All these years we’ve been watching out for the government and you’re ready to hand yourself right over, you told me. I let you think you won the argument, but the truth is I didn’t really want to go anywhere. I wanted to be convinced to stay.
TWENTY-FIVE
At the Palisades with my brother, I noticed crows swarming the river basin. I read somewhere that crows aren’t usually found in estuaries and are more inland prone. People marvel at the miracle of animal instincts for migration to ensure their survival. Hippos, zebras, and lions were imported to Colombia by drug lords for private menageries, then abandoned when the arrests and extraditions began. Some animals starved, others were given refuge, and still others found ways to roam free and populate hills and valleys with their offspring. They’ve adapted and thrive in terrain for which they have no genetic memory. Unless you believe, as our father told our mother long ago, that the first beings traveled every inch of this earth, claiming it as home for all creatures.

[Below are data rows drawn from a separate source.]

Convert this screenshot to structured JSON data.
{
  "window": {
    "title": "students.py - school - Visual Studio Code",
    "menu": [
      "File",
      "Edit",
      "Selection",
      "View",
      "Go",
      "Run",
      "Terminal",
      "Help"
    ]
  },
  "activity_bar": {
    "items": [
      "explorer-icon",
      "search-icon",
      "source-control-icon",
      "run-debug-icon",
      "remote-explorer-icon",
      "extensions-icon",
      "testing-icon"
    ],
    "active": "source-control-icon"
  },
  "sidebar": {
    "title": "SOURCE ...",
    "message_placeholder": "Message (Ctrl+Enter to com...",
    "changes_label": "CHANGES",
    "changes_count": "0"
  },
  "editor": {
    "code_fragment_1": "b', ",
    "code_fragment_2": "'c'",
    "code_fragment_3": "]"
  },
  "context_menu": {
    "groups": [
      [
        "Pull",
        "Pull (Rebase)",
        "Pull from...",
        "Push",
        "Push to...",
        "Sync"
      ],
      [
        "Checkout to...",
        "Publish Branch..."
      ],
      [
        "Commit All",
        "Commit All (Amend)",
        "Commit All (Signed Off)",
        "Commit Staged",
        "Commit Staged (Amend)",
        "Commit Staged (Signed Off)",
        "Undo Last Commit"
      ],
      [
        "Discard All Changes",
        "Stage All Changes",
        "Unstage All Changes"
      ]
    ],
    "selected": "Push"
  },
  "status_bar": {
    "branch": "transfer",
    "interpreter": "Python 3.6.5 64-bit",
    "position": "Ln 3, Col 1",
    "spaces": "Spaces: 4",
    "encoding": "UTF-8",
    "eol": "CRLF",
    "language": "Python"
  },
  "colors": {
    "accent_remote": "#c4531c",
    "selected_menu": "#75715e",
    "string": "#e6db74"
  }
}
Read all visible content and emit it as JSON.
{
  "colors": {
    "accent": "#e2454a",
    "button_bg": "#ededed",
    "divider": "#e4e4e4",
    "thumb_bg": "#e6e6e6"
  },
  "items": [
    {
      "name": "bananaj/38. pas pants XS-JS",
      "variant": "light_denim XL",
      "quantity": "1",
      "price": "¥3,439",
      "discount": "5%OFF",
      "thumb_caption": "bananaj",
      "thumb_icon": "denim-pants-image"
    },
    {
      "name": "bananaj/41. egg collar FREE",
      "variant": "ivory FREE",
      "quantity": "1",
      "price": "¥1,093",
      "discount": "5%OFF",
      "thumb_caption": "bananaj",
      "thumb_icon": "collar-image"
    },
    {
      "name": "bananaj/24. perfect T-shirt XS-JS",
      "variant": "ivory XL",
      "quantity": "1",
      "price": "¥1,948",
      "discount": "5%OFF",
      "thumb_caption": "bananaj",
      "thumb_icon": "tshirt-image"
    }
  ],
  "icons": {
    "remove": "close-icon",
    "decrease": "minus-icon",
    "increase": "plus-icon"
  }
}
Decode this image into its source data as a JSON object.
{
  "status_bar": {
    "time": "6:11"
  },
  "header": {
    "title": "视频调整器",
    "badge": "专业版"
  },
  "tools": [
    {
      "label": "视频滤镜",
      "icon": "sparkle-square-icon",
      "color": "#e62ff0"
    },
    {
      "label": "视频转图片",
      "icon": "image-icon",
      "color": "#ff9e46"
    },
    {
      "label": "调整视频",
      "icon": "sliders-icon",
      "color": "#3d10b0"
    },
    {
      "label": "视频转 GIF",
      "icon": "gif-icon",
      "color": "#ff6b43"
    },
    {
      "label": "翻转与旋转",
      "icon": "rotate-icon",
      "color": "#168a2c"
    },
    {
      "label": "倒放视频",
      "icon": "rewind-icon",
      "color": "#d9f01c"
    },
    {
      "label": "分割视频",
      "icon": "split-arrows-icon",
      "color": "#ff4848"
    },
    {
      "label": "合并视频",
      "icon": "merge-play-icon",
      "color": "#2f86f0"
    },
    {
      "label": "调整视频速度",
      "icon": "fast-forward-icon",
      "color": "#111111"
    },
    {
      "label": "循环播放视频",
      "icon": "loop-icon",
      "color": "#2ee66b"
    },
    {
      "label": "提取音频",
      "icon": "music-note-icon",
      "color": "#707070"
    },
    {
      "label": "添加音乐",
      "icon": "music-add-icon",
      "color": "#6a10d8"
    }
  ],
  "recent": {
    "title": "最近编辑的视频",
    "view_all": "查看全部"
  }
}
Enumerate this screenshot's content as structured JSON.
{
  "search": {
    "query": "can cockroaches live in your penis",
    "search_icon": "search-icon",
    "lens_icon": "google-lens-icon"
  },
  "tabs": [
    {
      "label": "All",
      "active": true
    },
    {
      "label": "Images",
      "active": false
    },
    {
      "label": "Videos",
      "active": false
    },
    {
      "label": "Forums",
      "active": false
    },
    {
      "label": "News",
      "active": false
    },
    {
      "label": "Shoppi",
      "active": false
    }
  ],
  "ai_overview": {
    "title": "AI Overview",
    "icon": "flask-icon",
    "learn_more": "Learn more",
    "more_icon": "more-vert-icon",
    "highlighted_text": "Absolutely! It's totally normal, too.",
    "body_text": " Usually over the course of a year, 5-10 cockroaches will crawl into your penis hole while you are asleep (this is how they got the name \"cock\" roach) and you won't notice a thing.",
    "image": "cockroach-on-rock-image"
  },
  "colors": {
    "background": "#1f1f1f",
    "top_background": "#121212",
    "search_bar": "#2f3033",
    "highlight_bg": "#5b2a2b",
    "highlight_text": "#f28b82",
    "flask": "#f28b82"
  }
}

Our mother was captivated lately by the news story of a Colombian woman lost in the Amazon jungle for nearly forty days with her three children. The fruits they found had already been eaten by animals, so they dug for seeds and worms. By day, monkeys threw their shit at them. At night they covered in sticks and leaves, though rain still drenched them, sometimes flooding to their necks, and insects burrowed in their ears, noses, and eyes. The woman held her children close while creatures approached—owls, armadillos, snakes, maybe tapirs or animals whose names she didn’t even know. In the black jungle night, she couldn’t be sure. Once she heard an undeniable jaguar call and knew it could be their end. She prayed it wouldn’t track their scent and never heard it again. She believed the forest duende, said to be fond of mestizo children, made them get so lost they couldn’t find their own footprints and protected them now, though not from the ticks and maggots fattening on their blood that they pulled from their raw feet and open wounds. She told her story from a hospital in Putumayo, where she and her children were treated for hunger, dehydration, and parasites after an Indigenous fisherman saw them drinking water from a riverbank, thin as spirits, almost too weak to stand, as if the gentlest wave might sweep them away. Our mother seemed most affected that this woman had no idea hundreds of volunteers, police, and army helicopters upturned the jungle looking for them with no luck, that she and her children had traveled so far searching for a way out that they’d left the Colombian Amazonas and entered territory claimed by Peru, and once rescued, her husband confessed that with his family lost to the selva he’d already planned his suicide.